Contact: Kathy Reincke
AUSTIN, Texas. –Dr. Gail C. Christopher, vice president for policy and senior advisor for the W.K. Kellogg Foundation (WKKF), today was awarded the esteemed Grantmakers in Health’s (GIH) Terrance Keenan Leadership Award in Health Philanthropy during their annual conference.
“Gail is a courageous, dedicated and effective leader who has already contributed much not only to the field of philanthropy, but to the larger social justice community,” said Kathy Ko Chin, president and CEO of the Asian & Pacific Islander American Health Forum, who nominated Christopher for the award.
One of Christopher’s most significant contributions to philanthropy has been her vision for America Healing, a $75 million effort to foster racial healing, dismantle structural inequalities, overcome unconscious bias and create equitable opportunities for all children in education, health and well-being and economic security.
Christopher joined the Kellogg Foundation in 2007 as vice president for program strategy, and held responsibilities for direction and leadership of the racial equity; food, health and well-being; community and civic engagement; and leadership portfolios. Her expertise and experience with developing initiatives to address the social determinants of health led to the development of several key portfolios at the foundation, including improving healthy birth outcomes.
“The Terrance Keenan Award is a wonderful honor recognizing Gail’s leadership of some key initiatives at the Kellogg Foundation. She brought a wealth of health equity and social justice expertise, research and experience to the Kellogg Foundation and to our grantees,” said La June Montgomery Tabron, president and CEO of the W.K. Kellogg Foundation. “Her life’s work has embraced undoing the injustices of conscious and unconscious racism, and structural inequities that impede the overall health and well-being of children and families of color.”

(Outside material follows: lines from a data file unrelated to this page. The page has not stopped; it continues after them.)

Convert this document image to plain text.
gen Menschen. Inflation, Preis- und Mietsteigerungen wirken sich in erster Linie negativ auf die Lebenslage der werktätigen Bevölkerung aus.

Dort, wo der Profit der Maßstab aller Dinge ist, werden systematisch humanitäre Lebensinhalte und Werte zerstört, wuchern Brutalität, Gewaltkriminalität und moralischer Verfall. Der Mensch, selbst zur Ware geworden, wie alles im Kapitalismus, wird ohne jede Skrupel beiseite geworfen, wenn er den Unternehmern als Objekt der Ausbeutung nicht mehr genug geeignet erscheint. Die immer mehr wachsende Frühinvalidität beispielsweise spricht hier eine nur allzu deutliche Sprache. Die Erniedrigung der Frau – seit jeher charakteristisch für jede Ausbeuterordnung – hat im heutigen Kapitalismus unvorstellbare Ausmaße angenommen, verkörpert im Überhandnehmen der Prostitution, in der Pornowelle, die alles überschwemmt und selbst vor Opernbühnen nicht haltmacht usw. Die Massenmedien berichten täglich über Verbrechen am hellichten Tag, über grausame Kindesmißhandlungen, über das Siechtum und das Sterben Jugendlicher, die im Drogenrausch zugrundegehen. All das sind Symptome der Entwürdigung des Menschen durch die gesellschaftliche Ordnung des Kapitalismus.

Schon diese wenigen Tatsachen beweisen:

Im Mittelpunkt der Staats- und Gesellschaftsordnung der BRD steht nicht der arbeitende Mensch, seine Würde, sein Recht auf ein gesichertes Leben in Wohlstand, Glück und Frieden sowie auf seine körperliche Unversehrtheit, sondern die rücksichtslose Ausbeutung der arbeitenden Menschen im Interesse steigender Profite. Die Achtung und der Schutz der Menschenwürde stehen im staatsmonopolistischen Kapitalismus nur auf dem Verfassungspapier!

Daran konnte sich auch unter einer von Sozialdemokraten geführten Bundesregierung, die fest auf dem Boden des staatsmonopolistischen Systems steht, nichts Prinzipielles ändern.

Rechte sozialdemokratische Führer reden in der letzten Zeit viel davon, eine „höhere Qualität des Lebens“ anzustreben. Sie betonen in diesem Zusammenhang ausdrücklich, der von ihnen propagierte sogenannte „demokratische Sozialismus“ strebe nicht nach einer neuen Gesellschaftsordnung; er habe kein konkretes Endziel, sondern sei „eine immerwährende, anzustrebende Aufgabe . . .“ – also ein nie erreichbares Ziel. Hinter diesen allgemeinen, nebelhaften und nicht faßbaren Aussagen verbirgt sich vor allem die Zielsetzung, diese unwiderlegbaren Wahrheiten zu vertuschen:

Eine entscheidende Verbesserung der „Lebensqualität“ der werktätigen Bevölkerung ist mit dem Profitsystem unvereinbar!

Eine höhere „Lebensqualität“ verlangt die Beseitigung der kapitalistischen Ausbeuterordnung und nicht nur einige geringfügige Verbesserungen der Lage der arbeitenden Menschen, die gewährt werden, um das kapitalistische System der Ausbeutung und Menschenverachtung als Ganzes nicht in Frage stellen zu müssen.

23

Previously, Christopher served as vice president at the Joint Center for Political and Economic Studies, and led their Health Policy Institute, a multi-year initiative created to engage racial and ethnic minorities in health policy discussions. While there she was also instrumental in the development of the policy recommendations with the Dellums Commission to address health disparities faced by young men of color across the nation. She also served as the director of the Institute for Government Innovation at Harvard’s Kennedy School of Government.
Christopher currently authors a Huffington Post column, in addition to the more than 250 articles, presentations and publications she’s penned throughout her career. She has been interviewed by national print and broadcast media outlets, and acknowledged with numerous awards, including those from the Congressional Black Caucus, Society of Public Health Education and the Association of Maternal & Child Health Programs.
She holds a doctor of naprapathy degree from the Chicago National College of Naprapathy in Illinois. She is president of the Board of Directors of the Trust for America’s Health.
In 2003, Dr. Gloria R. Smith, a former vice president for health at WKKF received this prestigious award from GIH.
As a founder of GIH, Terrance Keenan was known for his leadership, innovation and compassion, with a career of more than 50 years in philanthropy. The Terrance Keenan Leadership Award in Health Philanthropy was established in 1993, to honor his significant contributions to the field and inspire other grantmakers in the pursuit of excellence.
About the W.K. Kellogg Foundation
The W.K. Kellogg Foundation (WKKF), founded in 1930 as an independent, private foundation by breakfast cereal pioneer Will Keith Kellogg, is among the largest philanthropic foundations in the United States. Guided by the belief that all children should have an equal opportunity to thrive, WKKF works with communities to create conditions for vulnerable children so they can realize their full potential in school, work and life.
The Kellogg Foundation is based in Battle Creek, Michigan, and works throughout the United States and internationally, as well as with sovereign tribes. Special emphasis is paid to priority places where there are high concentrations of poverty and where children face significant barriers to success. WKKF priority places in the U.S. are in Michigan, Mississippi, New Mexico and New Orleans; and internationally, are in Mexico and Haiti.